Spring Training workouts are well under way with the Seattle Mariners slated to play an intrasquad Monday. Erasmo Ramirez and Jordan Pries will start the game, which is weather permitting. Of note, several candidates for the second left-handed bullpen arm are scheduled to pitch: Lucas Luetge, David Rollins, Joe Saunders, Mike Kickham, and Rafael Perez.
After a string of minor league signings, the Mariners signed veteran second baseman Rickie Weeks to a one-year deal with a $2 million guarantee. Prospect Insider’s Jason A. Churchill analyzed the value that Weeks brings to the club. Churchill notes that Weeks’ role on the roster is unclear; the right-hander has exclusively played second base for the duration of his big league career and Willie Bloomquist has a guaranteed contract. The 32-year old has been getting work as an outfielder though, and could platoon in left field with Dustin Ackley. Whatever the case, Churchill views the move as having no downside and solidifying the bench.
With the signing of Weeks likely being the last move of significance made before Opening Day, we can reasonably estimate payroll for the upcoming season to be in the $120 million range. I broke down how the Mariners will be distributing salary by position.
College baseball season has also opened and Rob Balboni has previews and predictions: Big-12, Pac-12,SEC, and ACC. One player in particular keeping a close eye on is Stanford’s Cal Quantrill, the son of former big league pitcher Paul Quantrill who ranks as one of the top sophomore pitchers in the country.
While there’s reason to believe the Mariners could be playing baseball in October for the first time since 2001, there is concern as to whether the rotation will be able to hold up, writes Luke Arkins. Looking at the starters who appeared in the 2014 World Series, Arkins paints a picture of the demands the extended season has on a starting staff. Including Spring Training and the playoffs, San Francisco Giants ace Madison Bumgarner threw a whopping 291 innings. With youngsters James Paxton, Taijuan Walker, and Roenis Elias expected to play key roles in the rotation, adequate depth will be crucial to a successful season.
One starter who is finally back on the mound this spring is former No. 2 overall pick, Danny Hultzen. After missing the entire 2014 season recovering from surgery, the southpaw is ready to get back to work. But given the circumstances, including his age (25) and minimal innings pitched over the last few years, big league expectations for the youngster should be tempered. Hultzen is likely to start the year at Triple-A and will be watched very closely. There’s no timetable for his major league debut, and there shouldn’t be.

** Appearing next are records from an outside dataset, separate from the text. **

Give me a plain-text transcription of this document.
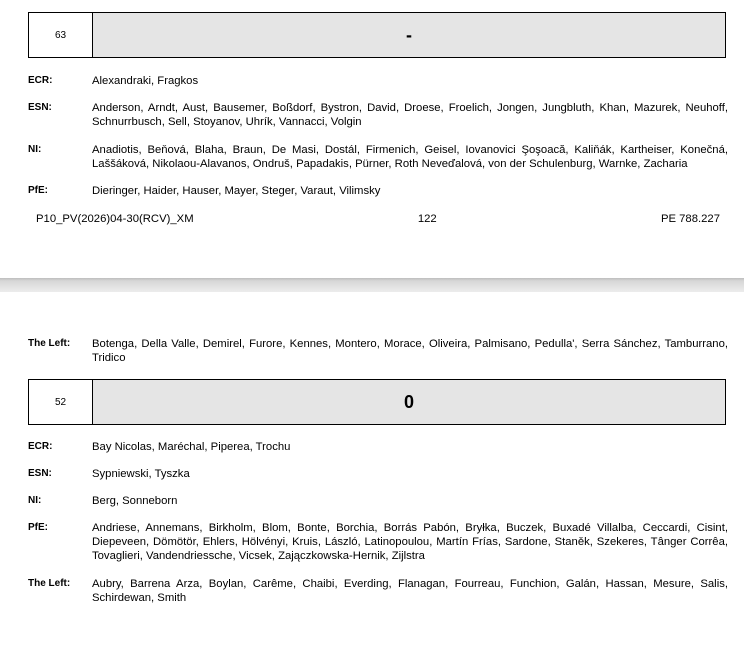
63	-
ECR:	Alexandraki, Fragkos
ESN:	Anderson, Arndt, Aust, Bausemer, Boßdorf, Bystron, David, Droese, Froelich, Jongen, Jungbluth, Khan, Mazurek, Neuhoff, Schnurrbusch, Sell, Stoyanov, Uhrík, Vannacci, Volgin
NI:	Anadiotis, Beňová, Blaha, Braun, De Masi, Dostál, Firmenich, Geisel, Iovanovici Şoşoacă, Kaliňák, Kartheiser, Konečná, Laššáková, Nikolaou-Alavanos, Ondruš, Papadakis, Pürner, Roth Neveďalová, von der Schulenburg, Warnke, Zacharia
PfE:	Dieringer, Haider, Hauser, Mayer, Steger, Varaut, Vilimsky
P10_PV(2026)04-30(RCV)_XM	122	PE 788.227
The Left:	Botenga, Della Valle, Demirel, Furore, Kennes, Montero, Morace, Oliveira, Palmisano, Pedulla', Serra Sánchez, Tamburrano, Tridico
52	0
ECR:	Bay Nicolas, Maréchal, Piperea, Trochu
ESN:	Sypniewski, Tyszka
NI:	Berg, Sonneborn
PfE:	Andriese, Annemans, Birkholm, Blom, Bonte, Borchia, Borrás Pabón, Bryłka, Buczek, Buxadé Villalba, Ceccardi, Cisint, Diepeveen, Dömötör, Ehlers, Hölvényi, Kruis, László, Latinopoulou, Martín Frías, Sardone, Staněk, Szekeres, Tânger Corrêa, Tovaglieri, Vandendriessche, Vicsek, Zajączkowska-Hernik, Zijlstra
The Left:	Aubry, Barrena Arza, Boylan, Carême, Chaibi, Everding, Flanagan, Fourreau, Funchion, Galán, Hassan, Mesure, Salis, Schirdewan, Smith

If the 2009 amateur draft could be redone with 20-20 hindsight, Mike Trout would go No. 1 overall, according to Churchill; much to everyone’s surprise, we know. That means actual No. 1 pick Stephen Strasburg ends up in the No. 2 spot owned by Seattle. Current Mariner Kyle Seager, who was the M’s third-round pick in 2009, takes the No. 5 spot. Other current Mariners Mike Zunino and James Paxton were selected in the 2009 draft but were not signed. Three years later Zunino would be the No. 3 overall pick while Paxton went in the fourth-round of the 2010 draft.
Lastly, in draft news, 2014 No. 1 pick Brady Aiken will pitch for the postgraduate team at IMG Academy in Bradenton, Florida. The decision allows the talented southpaw to be eligible for the 2015 amateur draft where he is currently projected to go near the top of the first round once again.